The MCM was a unique race to do. I have done several mega-marathons now (Disney, Chicago, New York, and Grandma's), but MCM had something "different". You really felt like you were part of something special. . .
- 22,000 people screaming OH RAH before the race was cool.
- Having the Marines every step along the way was a unique experience.
- Finishing at Iwo Jima is amazing
- The patriotism was strong.
- The Finisher's coin and what it represents is something I will treasure
These are all things that are unique to this marathon. You will not find them anywhere else.
The race was kind of odd/good for me. I never really felt like I "settled in". The entire time I was waiting hit the wall so I could give up, and was thinking of my excuses along the way. I ran the first five miles or so with Ryan. The parts heading towards Georgetown are beautiful! Probably my favorite section of the course. Lots of fall colors overlooking the Potomac. Eventually we caught the 3:20 pace group. I explained to Ryan that "I have no business passing them". I knew I had not trained for that pace.
Running in a pace group can be good, but it can also be hot, stuffy and crowded. I decided to hang behind it while Ryan went ahead. After a while I caught up to the pace group again, and found out Ryan was sticking right with them. I continued to drift back and then up on the pace group, but never really ran with it. I also never let Ryan know I was so close. At times I was 150 yards back, and at other times 15 feet back. I felt like we both needed our space, and did not want to mess up his rhythm.
Coming back by Georgetown the second time, I got to see Ursula going in to the loop. I was shocked she found me in the crowd. I was scanning like crazy, and could not find anyone until she shouted my name. I did however manage to see a girl dressed as Madonna (golden cones and all) on the way.
Around mile 17 we were on the Mall and I let Ryan know I was there. We pulled out to the side of the pace group where it was less crowded and easier to breathe. We really did not talk too much (except for some complaining) but ended up running together from there forward. I think we were both waiting for the other one to break, so we could both give up. We did not say it, but we both knew it. Through emails after the race we confirmed this was the case.
Crossing the main bridge was horrible.

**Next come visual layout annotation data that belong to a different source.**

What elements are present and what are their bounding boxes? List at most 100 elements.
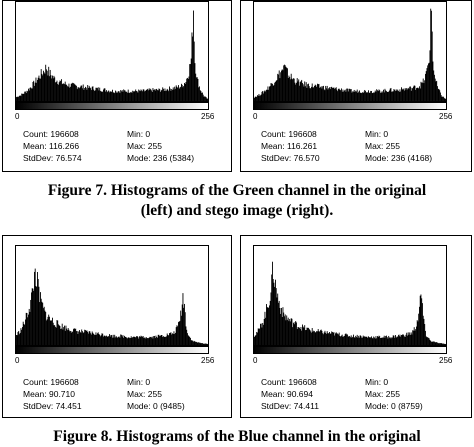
- histogram-bar: [386, 91, 387, 101]
- histogram-bar: [82, 88, 83, 101]
- histogram-bar: [433, 70, 435, 101]
- histogram-bar: [287, 77, 289, 101]
- histogram-bar: [39, 302, 41, 345]
- histogram-bar: [285, 66, 287, 101]
- histogram-bar: [78, 87, 80, 101]
- histogram-bar: [82, 331, 83, 345]
- histogram-bar: [322, 333, 324, 345]
- histogram-bar: [415, 329, 417, 345]
- histogram-bar: [193, 41, 195, 101]
- histogram-bar: [359, 335, 361, 345]
- histogram-bar: [166, 333, 168, 345]
- histogram-bar: [35, 77, 37, 101]
- histogram-bar: [357, 93, 359, 101]
- histogram-bar: [440, 343, 441, 345]
- histogram-bar: [347, 88, 348, 101]
- histogram-bar: [323, 332, 325, 345]
- figure7-caption-line1: Figure 7. Histograms of the Green channe…: [47, 182, 427, 199]
- histogram-bar: [37, 272, 38, 345]
- histogram-bar: [37, 278, 39, 345]
- histogram-bar: [56, 320, 58, 345]
- histogram-bar: [112, 89, 113, 101]
- histogram-bar: [325, 85, 327, 101]
- histogram-bar: [115, 336, 117, 345]
- histogram-bar: [336, 89, 338, 101]
- histogram-bar: [115, 92, 117, 101]
- histogram-bar: [128, 92, 130, 101]
- histogram-bar: [60, 328, 62, 345]
- histogram-bar: [339, 89, 341, 101]
- histogram-bar: [429, 50, 431, 101]
- histogram-bar: [337, 333, 339, 345]
- histogram-bar: [91, 90, 92, 101]
- histogram-bar: [318, 331, 320, 345]
- histogram-bar: [375, 336, 377, 345]
- histogram-bar: [206, 98, 208, 101]
- histogram-bar: [314, 331, 315, 345]
- histogram-bar: [418, 88, 420, 101]
- histogram-bar: [428, 337, 429, 345]
- histogram-bar: [424, 324, 426, 345]
- histogram-bar: [19, 95, 21, 101]
- histogram-panel-green-stego: 0 256 Count: 196608 Mean: 116.261 StdDev…: [240, 0, 472, 172]
- histogram-bar: [303, 86, 305, 101]
- histogram-bar: [175, 88, 176, 101]
- histogram-svg: [254, 8, 446, 101]
- histogram-bar: [187, 77, 188, 101]
- histogram-bar: [308, 83, 309, 101]
- histogram-bar: [358, 91, 360, 101]
- histogram-bar: [342, 336, 344, 345]
- grayscale-ramp: [15, 102, 209, 110]
- histogram-bar: [305, 82, 307, 101]
- histogram-bar: [269, 305, 270, 345]
- histogram-bar: [205, 97, 207, 101]
- histogram-bar: [360, 335, 362, 345]
- histogram-bar: [373, 336, 375, 345]
- histogram-bar: [185, 81, 187, 101]
- histogram-bar: [145, 337, 147, 345]
- histogram-bar: [54, 77, 56, 101]
- histogram-bar: [110, 334, 112, 345]
- histogram-bar: [266, 304, 267, 345]
- histogram-bar: [100, 335, 102, 345]
- histogram-bar: [65, 84, 67, 101]
- histogram-bar: [275, 279, 276, 345]
- histogram-bar: [139, 90, 140, 101]
- histogram-bar: [61, 328, 62, 345]
- histogram-bar: [411, 87, 413, 101]
- histogram-bar: [326, 331, 328, 345]
- stat-max: Max: 255: [127, 141, 162, 151]
- histogram-bar: [22, 327, 23, 345]
- histogram-bar: [378, 89, 380, 101]
- histogram-bar: [130, 92, 131, 101]
- histogram-bar: [93, 89, 95, 101]
- grayscale-ramp: [253, 102, 447, 110]
- histogram-bar: [62, 83, 64, 101]
- stat-mean: Mean: 90.710: [23, 389, 75, 399]
- histogram-bar: [130, 336, 132, 345]
- histogram-bar: [284, 316, 285, 345]
- histogram-bar: [57, 84, 59, 101]
- histogram-bar: [441, 343, 443, 345]
- histogram-bar: [384, 88, 386, 101]
- histogram-bar: [398, 91, 400, 101]
- histogram-bar: [98, 334, 100, 345]
- histogram-bar: [435, 81, 437, 101]
- histogram-bar: [160, 90, 162, 101]
- histogram-bar: [389, 90, 390, 101]
- histogram-bar: [347, 334, 348, 345]
- histogram-bar: [150, 88, 152, 101]
- histogram-bar: [332, 331, 333, 345]
- histogram-bar: [275, 288, 277, 345]
- histogram-bar: [67, 328, 69, 345]
- histogram-bar: [351, 92, 353, 101]
- histogram-bar: [280, 313, 282, 345]
- histogram-bar: [319, 331, 321, 345]
- histogram-bar: [157, 90, 159, 101]
- histogram-bar: [202, 343, 203, 345]
- histogram-bar: [351, 337, 353, 345]
- histogram-bar: [142, 89, 144, 101]
- histogram-bar: [344, 90, 345, 101]
- histogram-bar: [75, 328, 77, 345]
- histogram-bar: [128, 337, 130, 345]
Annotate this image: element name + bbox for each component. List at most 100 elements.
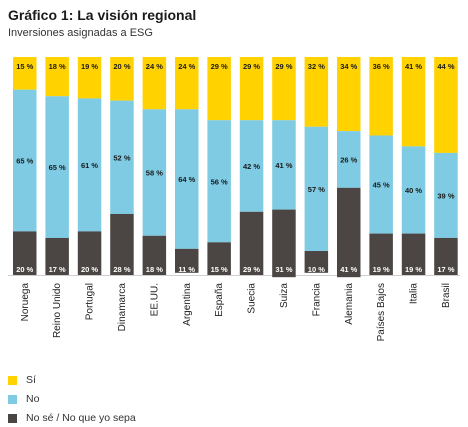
data-label-no: 58 %	[146, 169, 163, 178]
bar-segment-no	[110, 100, 134, 214]
bar-segment-nose	[77, 231, 102, 275]
data-label-si: 19 %	[81, 62, 98, 71]
category-label: Alemania	[344, 283, 355, 325]
category-label: Dinamarca	[117, 283, 128, 332]
category-label: Suiza	[279, 283, 290, 308]
bar-segment-no	[207, 120, 231, 243]
bar-segment-si	[142, 57, 167, 110]
bar-segment-nose	[142, 235, 167, 275]
data-label-nose: 28 %	[113, 265, 130, 274]
category-label: Portugal	[85, 283, 96, 320]
bar-segment-nose	[369, 233, 393, 275]
bar-segment-si	[369, 57, 393, 136]
bar-segment-nose	[337, 187, 361, 278]
data-label-nose: 19 %	[405, 265, 422, 274]
category-label: Reino Unido	[52, 283, 63, 338]
legend-swatch	[8, 394, 17, 404]
data-label-si: 24 %	[146, 62, 163, 71]
bar-segment-nose	[272, 209, 296, 278]
data-label-no: 52 %	[113, 153, 130, 162]
data-label-nose: 41 %	[340, 265, 357, 274]
data-label-si: 24 %	[178, 62, 195, 71]
bar-segment-no	[369, 135, 393, 234]
data-label-no: 64 %	[178, 175, 195, 184]
bar-segment-si	[45, 57, 69, 97]
bar-segment-no	[77, 98, 102, 232]
data-label-no: 56 %	[211, 177, 228, 186]
category-label: Países Bajos	[376, 283, 387, 341]
bar-segment-nose	[110, 213, 134, 275]
chart-subtitle: Inversiones asignadas a ESG	[8, 27, 153, 39]
category-label: Francia	[311, 283, 322, 317]
legend-swatch	[8, 375, 17, 385]
category-label: Argentina	[182, 283, 193, 326]
data-label-nose: 15 %	[211, 265, 228, 274]
bar-segment-nose	[434, 237, 458, 275]
data-label-no: 41 %	[275, 161, 292, 170]
bar-segment-no	[337, 131, 361, 188]
bar-segment-no	[142, 109, 167, 236]
bar-segment-si	[304, 57, 329, 127]
bar-segment-no	[304, 126, 329, 252]
bar-segment-no	[175, 109, 199, 249]
data-label-nose: 17 %	[437, 265, 454, 274]
data-label-nose: 17 %	[49, 265, 66, 274]
bar-segment-si	[272, 57, 296, 121]
bar-segment-si	[77, 57, 102, 99]
data-label-si: 36 %	[373, 62, 390, 71]
data-label-si: 44 %	[437, 62, 454, 71]
legend-label: No sé / No que yo sepa	[26, 412, 136, 424]
category-label: Italia	[409, 283, 420, 305]
data-label-si: 34 %	[340, 62, 357, 71]
bar-segment-nose	[45, 237, 69, 275]
category-label: Brasil	[441, 283, 452, 308]
chart-title: Gráfico 1: La visión regional	[8, 7, 197, 23]
category-label: España	[214, 283, 225, 317]
data-label-no: 26 %	[340, 155, 357, 164]
bar-segment-si	[401, 57, 426, 147]
category-label: Noruega	[20, 283, 31, 322]
bar-segment-nose	[175, 248, 199, 273]
bar-segment-nose	[13, 231, 37, 275]
data-label-no: 65 %	[49, 163, 66, 172]
data-label-si: 29 %	[211, 62, 228, 71]
data-label-nose: 10 %	[308, 265, 325, 274]
data-label-no: 57 %	[308, 185, 325, 194]
data-label-no: 40 %	[405, 186, 422, 195]
data-label-no: 42 %	[243, 162, 260, 171]
legend-label: Sí	[26, 374, 36, 386]
bar-segment-no	[45, 96, 69, 238]
legend-item-no: No	[8, 393, 39, 405]
data-label-si: 15 %	[16, 62, 33, 71]
bar-segment-no	[13, 89, 37, 232]
bar-segment-nose	[401, 233, 426, 275]
data-label-no: 65 %	[16, 157, 33, 166]
bar-segment-si	[337, 57, 361, 132]
category-label: EE.UU.	[149, 283, 160, 316]
data-label-si: 20 %	[113, 62, 130, 71]
data-label-nose: 29 %	[243, 265, 260, 274]
data-label-nose: 19 %	[373, 265, 390, 274]
data-label-nose: 20 %	[81, 265, 98, 274]
bar-segment-nose	[239, 211, 264, 275]
bar-segment-no	[434, 152, 458, 238]
bar-segment-si	[434, 57, 458, 153]
data-label-si: 32 %	[308, 62, 325, 71]
bar-segment-no	[239, 120, 264, 212]
data-label-no: 61 %	[81, 161, 98, 170]
data-label-nose: 11 %	[178, 265, 195, 274]
data-label-si: 29 %	[275, 62, 292, 71]
bar-segment-si	[175, 57, 199, 110]
data-label-nose: 20 %	[16, 265, 33, 274]
bar-segment-si	[207, 57, 231, 121]
bar-segment-si	[239, 57, 264, 121]
legend-label: No	[26, 393, 40, 405]
legend-swatch	[8, 413, 17, 423]
category-label: Suecia	[247, 283, 258, 314]
data-label-nose: 18 %	[146, 265, 163, 274]
stacked-bar-chart: 15 % 65 % 20 % Noruega 18 % 65 % 17 % Reino Uni…	[8, 57, 460, 341]
data-label-nose: 31 %	[275, 265, 292, 274]
bar-segment-si	[110, 57, 134, 101]
data-label-si: 18 %	[49, 62, 66, 71]
data-label-no: 39 %	[437, 191, 454, 200]
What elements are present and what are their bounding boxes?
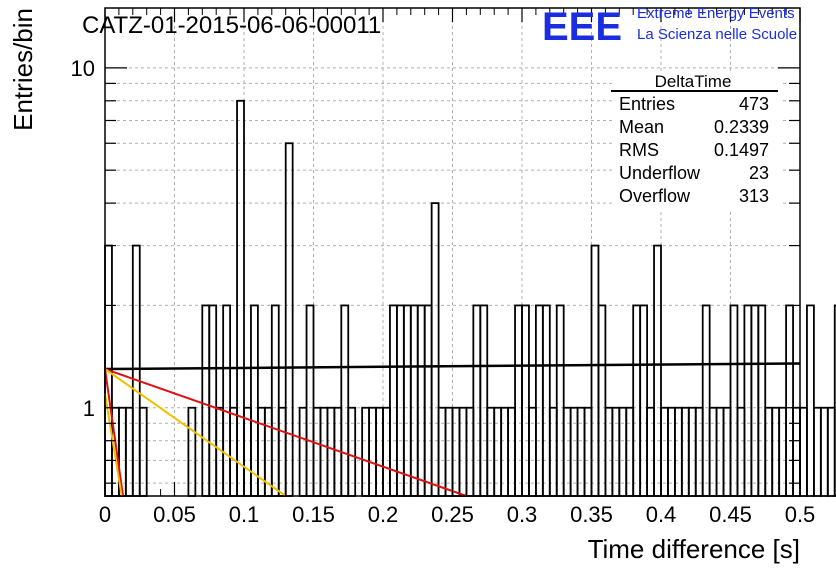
- stats-label: Overflow: [619, 186, 691, 206]
- fit-line-red-slope: [104, 368, 467, 497]
- x-tick-label: 0.35: [570, 502, 613, 527]
- stats-label: Entries: [619, 94, 675, 114]
- histogram-bin: [833, 304, 836, 497]
- logo-mark: EEE: [542, 5, 622, 49]
- logo-line-1: Extreme Energy Events: [637, 5, 795, 22]
- y-axis-label: Entries/bin: [8, 8, 38, 131]
- y-tick-labels: 1 10: [71, 56, 95, 421]
- stats-label: Mean: [619, 117, 664, 137]
- stats-box-background: [612, 72, 782, 210]
- fit-line-yellow-slope: [104, 368, 287, 497]
- stats-value: 473: [739, 94, 769, 114]
- fit-lines: [104, 362, 801, 497]
- logo-line-2: La Scienza nelle Scuole: [637, 26, 797, 43]
- fit-line-yellow-steep: [104, 393, 123, 497]
- stats-box: DeltaTime Entries 473 Mean 0.2339 RMS 0.1497 U…: [611, 72, 782, 210]
- stats-value: 0.1497: [714, 140, 769, 160]
- x-tick-label: 0.05: [153, 502, 196, 527]
- x-tick-label: 0.25: [431, 502, 474, 527]
- x-tick-label: 0.5: [785, 502, 816, 527]
- stats-box-title: DeltaTime: [655, 72, 732, 91]
- x-tick-label: 0.45: [709, 502, 752, 527]
- axis-ticks: [104, 8, 801, 496]
- chart-title: CATZ-01-2015-06-06-00011: [82, 12, 381, 39]
- x-tick-label: 0.4: [646, 502, 677, 527]
- stats-label: RMS: [619, 140, 659, 160]
- x-tick-labels: 0 0.05 0.1 0.15 0.2 0.25 0.3 0.35 0.4 0.45 0.5: [99, 502, 815, 527]
- x-tick-label: 0: [99, 502, 111, 527]
- x-axis-label: Time difference [s]: [588, 534, 800, 564]
- stats-value: 313: [739, 186, 769, 206]
- stats-label: Underflow: [619, 163, 701, 183]
- stats-rows: Entries 473 Mean 0.2339 RMS 0.1497 Underflow 23…: [619, 94, 769, 206]
- stats-value: 23: [749, 163, 769, 183]
- x-tick-label: 0.2: [368, 502, 399, 527]
- y-tick-label: 10: [71, 56, 95, 81]
- x-tick-label: 0.15: [292, 502, 335, 527]
- fit-line-flat: [104, 362, 801, 371]
- eee-logo: EEE Extreme Energy Events La Scienza nel…: [542, 5, 797, 49]
- fit-line-red-steep: [104, 368, 125, 497]
- x-tick-label: 0.3: [507, 502, 538, 527]
- x-tick-label: 0.1: [229, 502, 260, 527]
- stats-value: 0.2339: [714, 117, 769, 137]
- histogram-bin: [806, 304, 815, 497]
- y-tick-label: 1: [83, 396, 95, 421]
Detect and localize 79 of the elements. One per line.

It was long, boring, and there were no fluids (which I needed for my GU). When I saw the grim reaper I was not amused at the time (now I can enjoy the humor). When we finally got to Crystal City we walked through the fluid station to get well hydrated. This was an out-and-back part that I thought would be horrible. It was a struggle, but turned out to be great. The streets were lined with about 1,000 colorful teardrop flags, plus we got to see Jeff on his way back to the finish. We knew he was on a Boston qualifying pace.
We made it through that section, and then started the two mile finishing stretch from the Pentagon to Iwo Jima. I was in "shuffle mode" now, although my pace never went above 8:30. There was a water stop at mile 25, which I did not need, but it gave me an excuse to grab a cup and walk a few steps again (I wish I had those 10 seconds back now).
Somehow around 25.5, I found my stride again and really started running. I put my head down, said the Lord's Prayer and pushed all that I had. I said Amen just as I heard Sarah and Tessie cheering. The final short/steep hill towards Iwo Jima is a pain. This killed my stride, but I was able to finish still moving at a good pace. Ryan and I congratulated each other and limped for our medals and pictures. It was great to see Jeff smiling at the finish line. We knew he had made it.
It took several minutes for it all to sink in, and I am very proud of my time, but more proud that I did not give up.